Rédigée par Wolf Wambach entre 1550 et 1580 (et publiée par Zacharias Hogel, 1611-1676), la Chronique d'Erfurt traite du personnage de Georg Faust en le dotant déjà de traits fantastiques. Elle est le premier écrit à lui prêter un pacte avec le diable : cet élément ne sera plus jamais dissocié de la légende de Faust (Georg ou Johann) et en deviendra même le trait fondamental. La Chronique d'Erfurt ne se borne pas à introduire le thème du pacte avec le démon. Elle transforme Faust en savant humaniste utilisant ses pouvoirs magiques pour ressusciter l'héritage antique. L'astrologue réussit, par la puissance de son verbe, à obtenir la chaire de grec à l'université d'Erfurt. Là, pour mieux expliquer Homère, il fait apparaître (peut-être à l'aide d'une lanterne magique)[21], devant ses étudiants stupéfaits, les héros de Troie, notamment la belle Hélène, et des monstres de la mythologie, comme le cyclope Polyphème, lequel, avant de disparaître, tente de dévorer une paire d'étudiants épouvantés[22].

C'est à Erfurt que Georg Faust aurait déclaré, en présence d’un moine franciscain nommé Konrad Klinge : « Je suis allé plus loin que vous ne le pensez et j’ai fait, avec mon propre sang, une promesse au démon : celle d'être à lui dans l'éternité, corps et âme »[23].

Le Faust (Johann) du Faustbuch de 1587

Page de garde d'Historia von D. Johann Fausten, Francfort, 1587.

En 1587 paraît à Francfort-sur-le-Main, à l'occasion de la foire d'automne, un écrit anonyme intitulé Historia von D. Johann Fausten[24]. L'ouvrage sort des presses de Johann Spies ; il comporte trois parties et compte 227 pages de petit format. Le prénom du Faust historique, « Georg » (ou Jörg), devient « Johann » à compter de ce texte. La dédicace expose la nécessité de reprendre cette légende, qu'on raconte partout, et d'en faire « un récit en règle », « afin de mettre en garde toute la chrétienté ». La Préface au lecteur chrétien invite à se défier du diable et de la magie. Le Johann Faust du livre de 1587 n'a presque plus rien à voir avec son modèle historique Georg Faust. La légende, en peu de temps (moins de 50 ans) a fait son oeuvre.

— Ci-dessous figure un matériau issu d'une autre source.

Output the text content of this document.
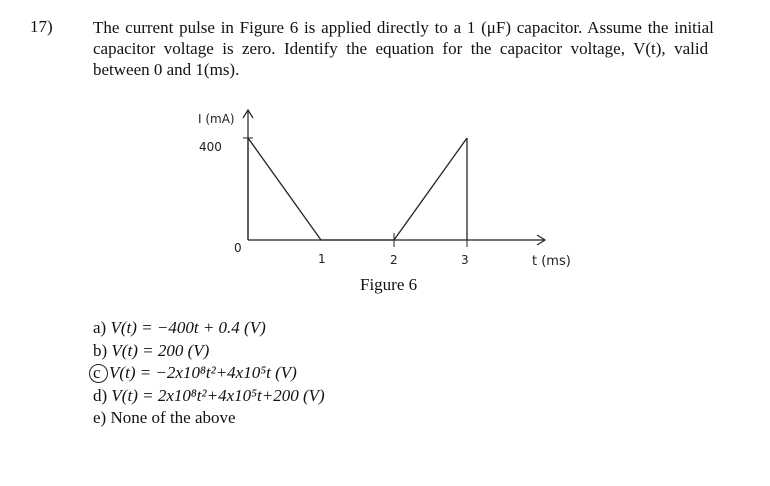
17) The current pulse in Figure 6 is applied directly to a 1 (μF) capacitor. Assume the initial
capacitor voltage is zero. Identify the equation for the capacitor voltage, V(t), valid
between 0 and 1(ms).
I (mA)
400
0
1	2	3	t (ms)
Figure 6
a) V(t) = −400t + 0.4 (V)
b) V(t) = 200 (V)
c V(t) = −2x10⁸t²+4x10⁵t (V)
d) V(t) = 2x10⁸t²+4x10⁵t+200 (V)
e) None of the above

André Dabezies résume ainsi le Faustbuch de 1587 (Le mythe de Faust, 1991, p. 19-21) :

Première partie : la formation et le (premier) pacte. Fils de pieux paysans, Faust fait de brillantes études à Wittenberg, mais abandonne la théologie pour mener une vie déréglée et s'adonner à la magie, à l'astrologie et la médecine (chap. 1). Il invoque le diable dans la forêt, puis dans sa chambre, lui soumet ses requêtes, accepte les exigences du démon (2-4), rédige le pacte et le remet à Méphostophilès (6-8). Celui-ci défère à tous ses désirs (9), mais lui refuse le mariage et le pousse à la luxure (10). [Questions sur le diable et l'enfer] Faust interroge le démon sur les anges, l'enfer, les anges déchus, la puissance du diable, la forme de l'enfer (11-16). Faust se sent ébranlé et perplexe, car l'autre répond en citant la Bible et les manuels de théologie, ajoutant que, s'il pouvait, il ferait tout pour regagner la grâce de Dieu. Mais il s'impatiente et persuade Faust que c'est trop tard pour lui (17).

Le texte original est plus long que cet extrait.